- Born: Frank Sutliff Hackett 1878 Albany, New York, US
- Died: February 6, 1952 (aged 73–74) Riverdale, New York, US
- Education: Columbia University
- Occupation: Headmaster
- Known for: Founder of Riverdale Country Day School Proponent of the Country Day School movement
- Term: 1907–1949

= Frank S. Hackett =

Frank Sutliff Hackett (1878 – February 6, 1952) was an American educator and founder of Riverdale Country Day School. He was a pioneer in the Country Day School movement.

== Biography ==
Hackett was born in Albany, New York, and was educated at Trinity School and Columbia College, where he received his BA in 1899 and was a member of the Philolexian Society. He taught English at Columbia after graduation and worked for Henry Holt and Company before serving as assistant headmaster of the Berkeley School in New York City.

An early proponent of the Country Day School movement, which envisions an environment where students can receive scholarly, intimate teaching in locales with abundant recreation space, Hackett founded Riverdale Country School with his first wife, Frances Dean Allen, in 1907 and served as headmaster until 1949.

During World War I, Hackett served as a Dollar-a-year man in Washington, D.C. to assist with war efforts.

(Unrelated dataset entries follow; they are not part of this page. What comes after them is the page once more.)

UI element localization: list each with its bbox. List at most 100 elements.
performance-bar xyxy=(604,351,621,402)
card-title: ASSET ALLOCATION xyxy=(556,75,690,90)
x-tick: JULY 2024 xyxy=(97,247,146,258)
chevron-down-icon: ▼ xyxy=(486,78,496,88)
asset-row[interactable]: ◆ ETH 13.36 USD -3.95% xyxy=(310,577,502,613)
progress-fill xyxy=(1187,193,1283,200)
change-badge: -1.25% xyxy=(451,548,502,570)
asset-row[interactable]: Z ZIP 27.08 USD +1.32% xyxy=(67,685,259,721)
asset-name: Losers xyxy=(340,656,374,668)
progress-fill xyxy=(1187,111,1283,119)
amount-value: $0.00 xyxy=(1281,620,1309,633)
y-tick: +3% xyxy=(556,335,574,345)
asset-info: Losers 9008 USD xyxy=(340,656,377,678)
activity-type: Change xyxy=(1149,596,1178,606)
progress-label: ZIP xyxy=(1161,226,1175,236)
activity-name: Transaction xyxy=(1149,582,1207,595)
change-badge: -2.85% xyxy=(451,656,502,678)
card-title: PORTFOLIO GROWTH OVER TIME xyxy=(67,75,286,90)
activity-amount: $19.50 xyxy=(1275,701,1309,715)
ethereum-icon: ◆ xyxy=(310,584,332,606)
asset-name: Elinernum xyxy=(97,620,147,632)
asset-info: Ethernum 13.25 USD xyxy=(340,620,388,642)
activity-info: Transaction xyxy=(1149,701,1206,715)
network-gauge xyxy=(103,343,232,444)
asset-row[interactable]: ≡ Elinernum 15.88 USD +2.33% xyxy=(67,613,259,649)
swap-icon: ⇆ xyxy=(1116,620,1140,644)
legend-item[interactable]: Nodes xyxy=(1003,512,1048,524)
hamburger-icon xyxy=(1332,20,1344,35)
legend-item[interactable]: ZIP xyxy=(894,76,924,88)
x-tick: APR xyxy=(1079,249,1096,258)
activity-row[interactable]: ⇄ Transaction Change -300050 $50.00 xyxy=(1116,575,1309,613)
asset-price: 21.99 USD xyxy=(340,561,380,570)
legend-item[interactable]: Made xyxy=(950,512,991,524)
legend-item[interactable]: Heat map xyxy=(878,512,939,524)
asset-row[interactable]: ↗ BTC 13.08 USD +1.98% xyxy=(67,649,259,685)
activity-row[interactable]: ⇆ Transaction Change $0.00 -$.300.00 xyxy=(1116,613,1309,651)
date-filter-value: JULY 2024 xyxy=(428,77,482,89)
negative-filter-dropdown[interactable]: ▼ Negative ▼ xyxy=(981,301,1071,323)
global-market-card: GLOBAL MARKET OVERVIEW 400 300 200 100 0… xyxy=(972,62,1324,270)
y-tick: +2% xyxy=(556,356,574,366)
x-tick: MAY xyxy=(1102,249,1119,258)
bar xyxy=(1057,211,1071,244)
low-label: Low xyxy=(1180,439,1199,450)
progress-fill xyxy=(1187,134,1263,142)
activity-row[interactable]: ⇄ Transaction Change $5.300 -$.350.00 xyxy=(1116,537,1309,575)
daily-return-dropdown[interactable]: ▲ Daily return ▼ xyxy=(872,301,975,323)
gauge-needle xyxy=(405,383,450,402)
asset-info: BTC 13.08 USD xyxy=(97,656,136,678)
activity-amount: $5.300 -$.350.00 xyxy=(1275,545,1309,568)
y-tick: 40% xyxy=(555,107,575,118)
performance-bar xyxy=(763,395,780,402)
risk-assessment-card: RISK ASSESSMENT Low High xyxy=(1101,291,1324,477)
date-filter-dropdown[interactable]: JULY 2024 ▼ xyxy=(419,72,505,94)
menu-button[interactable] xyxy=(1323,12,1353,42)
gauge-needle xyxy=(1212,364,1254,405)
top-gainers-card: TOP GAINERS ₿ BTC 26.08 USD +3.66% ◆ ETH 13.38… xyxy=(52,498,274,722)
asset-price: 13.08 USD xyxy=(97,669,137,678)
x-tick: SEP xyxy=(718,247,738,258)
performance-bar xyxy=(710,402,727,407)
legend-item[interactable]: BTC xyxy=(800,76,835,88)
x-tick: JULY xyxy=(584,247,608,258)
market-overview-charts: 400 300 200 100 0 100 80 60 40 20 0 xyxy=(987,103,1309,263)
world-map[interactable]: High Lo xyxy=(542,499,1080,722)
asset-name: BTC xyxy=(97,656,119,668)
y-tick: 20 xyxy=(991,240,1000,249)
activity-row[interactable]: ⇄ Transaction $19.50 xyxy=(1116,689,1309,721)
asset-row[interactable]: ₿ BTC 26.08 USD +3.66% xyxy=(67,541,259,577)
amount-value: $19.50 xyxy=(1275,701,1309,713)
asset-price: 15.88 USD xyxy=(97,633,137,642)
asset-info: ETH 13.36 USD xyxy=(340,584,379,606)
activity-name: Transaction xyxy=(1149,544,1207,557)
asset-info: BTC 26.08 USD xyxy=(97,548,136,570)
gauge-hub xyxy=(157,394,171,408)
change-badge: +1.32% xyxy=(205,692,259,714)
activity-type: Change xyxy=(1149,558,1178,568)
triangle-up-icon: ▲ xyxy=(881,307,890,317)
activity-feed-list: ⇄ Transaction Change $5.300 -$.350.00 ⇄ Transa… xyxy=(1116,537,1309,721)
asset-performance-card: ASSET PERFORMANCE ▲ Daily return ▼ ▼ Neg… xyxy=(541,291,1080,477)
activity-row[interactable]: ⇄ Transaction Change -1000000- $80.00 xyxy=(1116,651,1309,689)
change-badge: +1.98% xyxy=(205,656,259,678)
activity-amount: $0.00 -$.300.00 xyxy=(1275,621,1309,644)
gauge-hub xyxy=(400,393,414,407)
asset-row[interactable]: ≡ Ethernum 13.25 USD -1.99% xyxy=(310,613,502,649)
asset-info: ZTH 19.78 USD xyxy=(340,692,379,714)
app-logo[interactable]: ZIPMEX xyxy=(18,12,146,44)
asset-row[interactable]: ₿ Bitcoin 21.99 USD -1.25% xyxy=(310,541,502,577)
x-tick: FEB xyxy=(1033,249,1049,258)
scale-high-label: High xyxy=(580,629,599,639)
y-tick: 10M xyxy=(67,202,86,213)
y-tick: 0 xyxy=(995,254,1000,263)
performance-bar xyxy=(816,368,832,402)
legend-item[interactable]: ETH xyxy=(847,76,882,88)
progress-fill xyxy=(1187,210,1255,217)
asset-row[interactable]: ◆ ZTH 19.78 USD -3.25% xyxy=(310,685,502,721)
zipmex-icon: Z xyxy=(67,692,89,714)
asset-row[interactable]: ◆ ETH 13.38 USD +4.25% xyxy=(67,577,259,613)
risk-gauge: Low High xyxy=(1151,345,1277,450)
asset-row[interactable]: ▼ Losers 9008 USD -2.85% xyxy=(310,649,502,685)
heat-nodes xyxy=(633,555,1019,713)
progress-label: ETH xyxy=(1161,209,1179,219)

He was also an early organizer and former president of the Adirondack Mountain Club. He founded Camp Riverdale, a summer camp for boys nine to sixteen. He was an organizer of the Guild of Independent Schools of New York City and the New York State Association of Independent Schools. He also served as an American delegate to UNESCO conferences and held key posts in a number of educational organizations, including the Schoolmasters Association of the United States and the National Camp Directors Association.

He was the recipient of honorary degrees from Williams College and Columbia University.

Hackett died on February 6, 1952, at age 74. Hackett Park in Riverdale, Bronx, is named after him.